Is DAngelo's new album Black Messiah good

The new album from D'Angelo : Come to my church

A 15 second teaser. The still image of a crowd. Black people with raised hands and fists, a bass rumble so deep that it could come from hell. A 1994 address by the controversial Nation of Islam activist Khalid Abdul Muhammad about the real Jesus with black hair. An American flag, mirrored, two words: Black Messiah.

One day later: Rumors that D’Angelo's new album is finally out - after 14 years. One single, "Sugah Daddy". Another day later: a listening session in New York. And then the album is actually there: D’Angelo is back. A wonder. Yes, actually: a miracle. Because “Black Messiah” (RCA / Sony) is a big album, without any nostalgia bonus or wishful thinking. And that, although inhuman - unearthly - expectations lie on him.

Questlove from the roots, practitioners and theorists of black music, once called these expectations the “curse of the black genius”: black artists who create something epoch-making, come under pressure, fall and then often never get up again. Richard Pryor, Lauryn Hill, David Chappelle, Ralph Ellison. And D’Angelo, with whom Questlove has worked since the beginning of his career.

With just two albums and one tour, the now 40-year-old earned the reputation of "R-’n’-B-Jesus" in the nineties. His debut "Brown Sugar" established him in 1995 as a great talent, the album of the century "Voodoo" from 2000 generated admiration that bordered on admiration. Seemingly completely naked, he sang about sex and nothing else in the video for “Untitled”.

This was called neo-soul - a music that sought modern approaches to old attitudes and sounds. The core artists of the genre were then organized as "Soulquarians". They never made a joint album, but at least a group picture that can easily become melancholy when looking at it. Because the ranks are thinned out: Mos Def and Common got lost in experiments, Erykah Badu has not made an album for four years. The roots are the jam clowns for Jimmy Fallon. J Dilla has died.

It's about love, hope and redemption in the deep night

And above all there are D’Angelo and the void he has left. In 2001 he disappears, gets fat, takes drugs. After years of self-destruction, he has been venturing back into public since 2012, giving concerts - his voice is in good condition - and declaring that there will be a new album.

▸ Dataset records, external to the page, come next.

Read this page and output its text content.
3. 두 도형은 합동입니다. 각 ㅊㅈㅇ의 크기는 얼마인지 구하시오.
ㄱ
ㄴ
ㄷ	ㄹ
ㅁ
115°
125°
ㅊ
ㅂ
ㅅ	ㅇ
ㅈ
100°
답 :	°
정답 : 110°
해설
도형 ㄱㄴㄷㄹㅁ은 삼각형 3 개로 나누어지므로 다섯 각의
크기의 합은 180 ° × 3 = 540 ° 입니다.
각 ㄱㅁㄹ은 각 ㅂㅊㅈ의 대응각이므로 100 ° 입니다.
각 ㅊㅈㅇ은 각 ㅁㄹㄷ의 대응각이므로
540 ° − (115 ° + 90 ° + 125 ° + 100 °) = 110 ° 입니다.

"Black Messiah" is his freest work so far. D’Angelo has a sound in his head - a room, almost a chamber. Musical Feng Shui. He instinctively distributes bass, brass and drums around the room. Its secret are the pauses, the silence, the gaps. On "Voodoo" it was a bedroom, on "Black Messiah" it was a prayer room. First it was about sex, now it's about love, hope, redemption in the deep night.

"As the day must have its sun / And the night must have its moon / Sure as both must rise and fall / I'll be there to see you through," affirmed D'Angelo in "Betray My Heart" - it is very much close to "As", the heart of Stevie Wonder's "Songs in the Key of Life". From soul music, D’Angelo seems to have learned not only to write love songs, but also to love itself.

Again and again a bright, hopeful piano can be heard, as we know it from the sixties by Ramsey Lewis: a gospel piano. "Church music, meaning soul church music - not Bach chorals, that's different" was what Cannonball Adderley once called half ironically one of his pieces - and in 1972 he released an album called "The Black Messiah".

You can drown in such references, but the album is not black music bingo, but a necromancy. D’Angelo speaks to his heroes, his friends, his enemies, his former self. They're all somehow no longer there.